Aortic valve stenosis may be caused by aortic valve calcification, a condition characterized by a buildup of calcium deposits in the aortic valve of the heart, which is most common among older adults.
Calcification can cause the aortic valve to narrow or stiffen. This can lead to stenosis, whereby blood flow through the opening of the aortic valve is restricted.
As a result, the heart needs to work harder in order to push blood through the aortic valve opening, which may cause the left ventricle to enlarge and thicken. Left untreated, aortic valve stenosis can lead to irregular heart rhythm (known as arrhythmia), cardiac arrest, and heart failure.
At present, an aortic valve repair or replacement is only way to eradicate aortic valve stenosis. But the new study may have discovered a way to prevent the condition, possibly eliminating the need for surgery.
Study co-author David Merryman, associate professor of biomedical engineering at Vanderbilt University in Nashville, TN, and colleagues recently reported their findings in the journal Circulation.
Drug stops overproduction of protein involved in aortic valve stenosis. For their study, Prof. Merryman and colleagues focused on a protein called cadherin-11 (CDH-11).

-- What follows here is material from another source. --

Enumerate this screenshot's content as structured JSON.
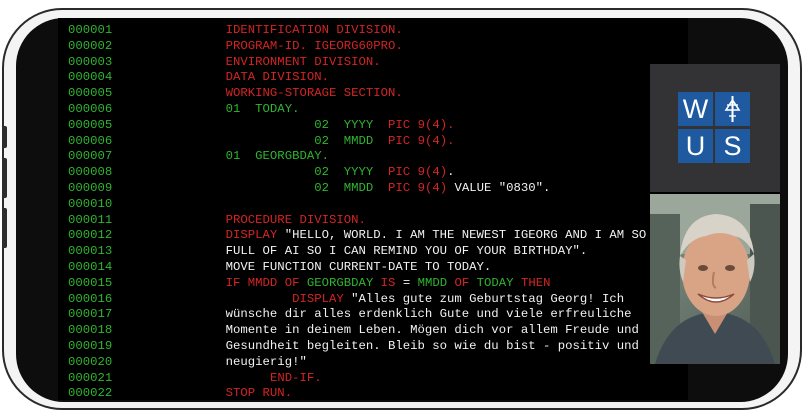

This protein – produced by cells called fibroblasts, which are present in heart valves – is essential for wound healing, but recent studies have shown that it also plays a key role in aortic valve stenosis.
The researchers explain that as the heart ages, fibroblasts become overactive and produce excessive amounts of CDH-11, which leads to inflammation of the aortic valve.
The team first began investigating the role of CDH-11 in 2013, when they came across two studies that inadvertently demonstrated how activating and deactivating the protein could control fibroblast activity and cellular calcification.
For this latest study, the researchers tested the effects of an anti-inflammatory drug called SYN0012, which binds to CDH-11 on the cell surface of aortic valves.
The researchers found that SYN0012 stops fibroblasts from becoming overactive, which prevents CDH-11 overproduction and aortic valve inflammation.
Based on these findings, the team believes that SYN0012 could stop aortic valve stenosis in its tracks. “The exciting thing about this drug’s potential is that it could allow us to consider a strategy of prevention, as we do with other forms of heart disease – like lowering cholesterol or using ACE inhibitors. We don’t have any interventions for aortic valve stenosis that slow its progression.”Study co-author Mike Baker, Vanderbilt University
Once SYN0012 has been through human clinical trials for the treatment of rheumatoid arthritis, Prof. Merryman and colleagues plan to test its safety and efficacy for the treatment of aortic valve stenosis.
If successful, the drug could one day eliminate the need for aortic valve replacements.